Conditional effects from stan_clogit fit

benskov · August 21, 2020, 8:03am

Dear all,

I’ve used rstanarm::stan_clogit to estimate the effect of a certain intervention on mortality. In short, our design is a matched risk-set case-control study with 1 case and 5 controls per risk set/stratum. I used rms::rcs as suggested previously but I’m now struggling a bit with getting conditional effects of the splines. brms (which has the nice conditional_effects function) doesn’t support the conditional logistic likelihood, as far as I know, which is why I’m sticking with rstanarm. It is possible to re-cast the conditional logistic regression as a Cox regression, but that requires defining the strata, and I can’t seem to find out how to do that in brms.

I feel like I’m missing something obvious, but since I’m quite stuck, I wanted to reach out to the community and hopefully get some pointers on moving forwards with this.

So, to continue with the example from my other post:

library(dplyr)
library(rstanarm)
library(rms)
dat <- arrange(infert, stratum) %>% 
	filter(parity <= 2) # yields 1 case and 2 controls per stratum
post <- stan_clogit(case ~ rcs(age) + spontaneous + induced, 
                    strata = stratum, data = dat, QR = TRUE)

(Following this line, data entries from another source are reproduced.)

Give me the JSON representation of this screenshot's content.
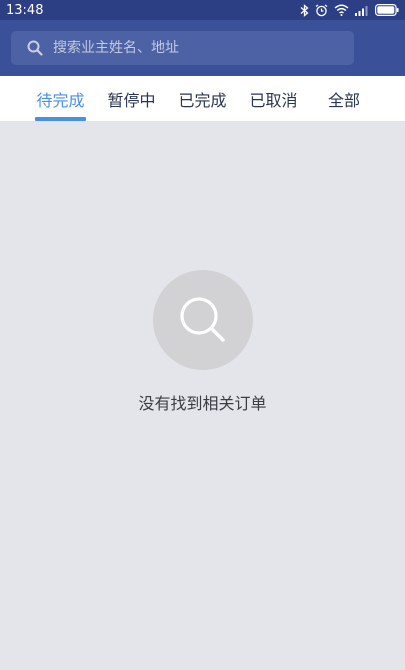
{
  "status_bar": {
    "time": "13:48",
    "icons": [
      "bluetooth-icon",
      "alarm-icon",
      "wifi-icon",
      "signal-icon",
      "battery-icon"
    ]
  },
  "search": {
    "placeholder": "搜索业主姓名、地址",
    "value": ""
  },
  "tabs": [
    {
      "label": "待完成",
      "active": true
    },
    {
      "label": "暂停中",
      "active": false
    },
    {
      "label": "已完成",
      "active": false
    },
    {
      "label": "已取消",
      "active": false
    },
    {
      "label": "全部",
      "active": false
    }
  ],
  "empty_state": {
    "icon": "search-icon",
    "message": "没有找到相关订单"
  },
  "colors": {
    "status_bar": "#2c3f85",
    "header": "#3a5199",
    "search_box": "#4d62a5",
    "accent": "#4a90e2",
    "background": "#e4e5ea"
  }
}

As per the posterior_predict documentation,

Drawing from the posterior predictive distribution at interesting values of the predictors also lets us visualize how a manipulation of a predictor affects (a function of) the outcome(s).

All good, but the Details section specifies,

For models estimated with stan_clogit , the number of successes per stratum is ostensibly fixed by the research design. Thus, when doing posterior prediction with new data, the data.frame passed to the newdata argument must contain an outcome variable and a stratifying factor, both with the same name as in the original data.frame. Then, the posterior predictions will condition on this outcome in the new data.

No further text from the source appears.